Powell’s comments hit tech stocks hard, since they tend to be more sensitive to higher rates than other part of the equity markets, given that higher rates imply lower discounted present values for future cash flows. The remarks also indicate that global liquidity could tighten, raising the cost of leverage, or borrowing costs for financial assets.
The fear was evident in crypto markets on Friday as more than $2 billion in long positions were liquidated across global exchanges, including $850 million in Bitcoin futures. Investors can buy futures contracts with relatively small amounts of collateral, taking positions that amplify their exposure. That use of leverage appears to have been flushed out, with open interest in Bitcoin futures dropping by 70,000 contracts as of Sunday morning, down 18% from levels earlier in the week, according to Fundstrat Global Advisors.
The crash is now rippling through crypto-related stocks, exchange-traded funds, and trusts that trade on equity markets. Bitcoin-mining stocks like
Marathon Digital Holdings
(ticker: MARA) and
Riot Blockchain
(RIOT) were down 10% in early trading Monday. The
Grayscale Bitcoin Trust
(GBTC) was off 10%, as were futures ETFs such as the ProShares Bitcoin Strategy ETF (BITO).
Coinbase
Global (COIN), the large crypto exchange, was down 3.7%.
What comes next may depend on factors far beyond anyone’s control, including the spread of the Omicron variant, inflation expectations, and investor sentiment as the markets come to grips with lower growth estimates and higher interest rates.
Technical analysts, for their part, aren’t particularly bullish.
“This marks a shift in intermediate-term momentum, breaks short-term support and increases the risks of a more prolonged correction,” said Katie Stockton, a crypto technical analyst with Fairlead Strategies, in an interview. The area around $53,000 was a widely watched level for Bitcoin prices, she said, and when the market fell below that, it triggered stop-loss selling.
Nicholas Cawley, an analyst with DailyFX, echoed that sentiment. “A toxic combination of low liquidity, excessive leverage, and overconfidence led to this weekend’s crash with most cryptos printing multiweek lows as prices went into freefall,” he noted in a commentary.

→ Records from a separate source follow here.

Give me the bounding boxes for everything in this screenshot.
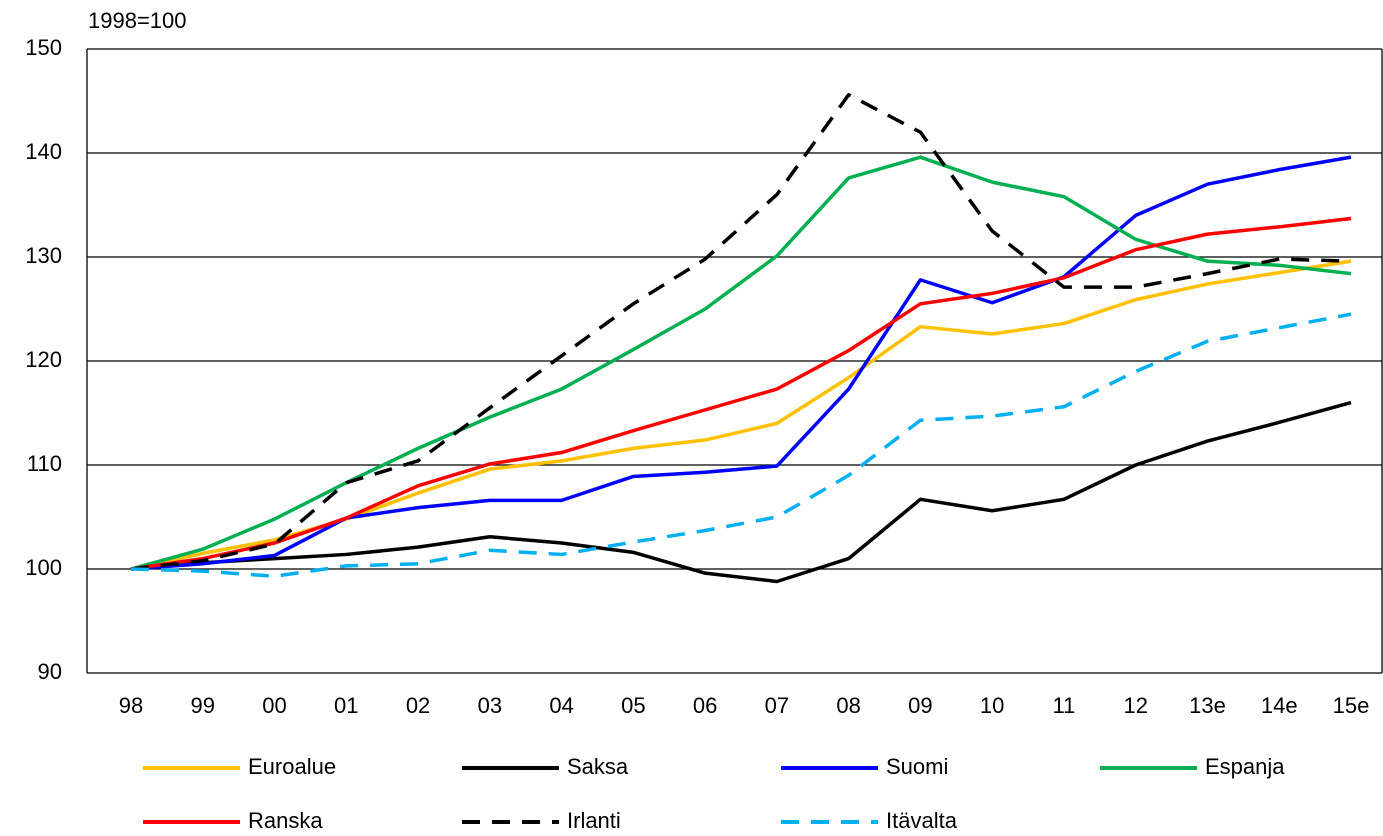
y-axis-label: 1998=100 (88, 8, 187, 33)
y-tick-label: 90 (38, 659, 62, 684)
x-tick-label: 98 (119, 693, 143, 718)
x-tick-label: 06 (693, 693, 717, 718)
y-tick-label: 110 (27, 451, 62, 476)
x-tick-label: 15e (1333, 693, 1370, 718)
legend-label: Itävalta (886, 808, 958, 833)
series-line (130, 312, 1352, 579)
series-line (130, 155, 1352, 571)
legend-label: Espanja (1205, 754, 1285, 779)
x-tick-label: 14e (1261, 693, 1298, 718)
x-tick-label: 09 (908, 693, 932, 718)
x-tick-label: 10 (980, 693, 1004, 718)
x-tick-label: 01 (334, 693, 358, 718)
x-tick-label: 08 (836, 693, 860, 718)
x-tick-label: 13e (1189, 693, 1226, 718)
x-tick-label: 04 (549, 693, 573, 718)
x-tick-label: 05 (621, 693, 645, 718)
legend-label: Suomi (886, 754, 948, 779)
y-tick-label: 150 (25, 35, 62, 60)
x-tick-label: 03 (478, 693, 502, 718)
legend-label: Irlanti (567, 808, 621, 833)
y-tick-label: 120 (25, 347, 62, 372)
y-tick-label: 130 (25, 243, 62, 268)
legend-label: Euroalue (248, 754, 336, 779)
x-tick-label: 07 (765, 693, 789, 718)
series-line (130, 400, 1352, 584)
y-tick-label: 140 (25, 139, 62, 164)
x-tick-label: 12 (1123, 693, 1147, 718)
x-tick-label: 00 (262, 693, 286, 718)
legend-label: Saksa (567, 754, 629, 779)
x-tick-label: 99 (191, 693, 215, 718)
y-tick-label: 100 (25, 555, 62, 580)
series-line (130, 93, 1352, 571)
series-line (130, 155, 1352, 571)
x-tick-label: 02 (406, 693, 430, 718)
series-line (130, 216, 1352, 571)
x-tick-label: 11 (1053, 693, 1076, 718)
legend-label: Ranska (248, 808, 323, 833)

“While the market is flashing a technical oversold signal, it is likely that the market is going to enter a consolidation phase in the weeks, and maybe months, ahead before it makes its next move,” he said.
Stockton says the long-term uptrend for Bitcoin remains intact. The next technical support level is $44,000, she said. If it falls below, prices may be heading back to the upper $30,000s, she believes. “This a corrective phase through which you want to manage risk,” she said.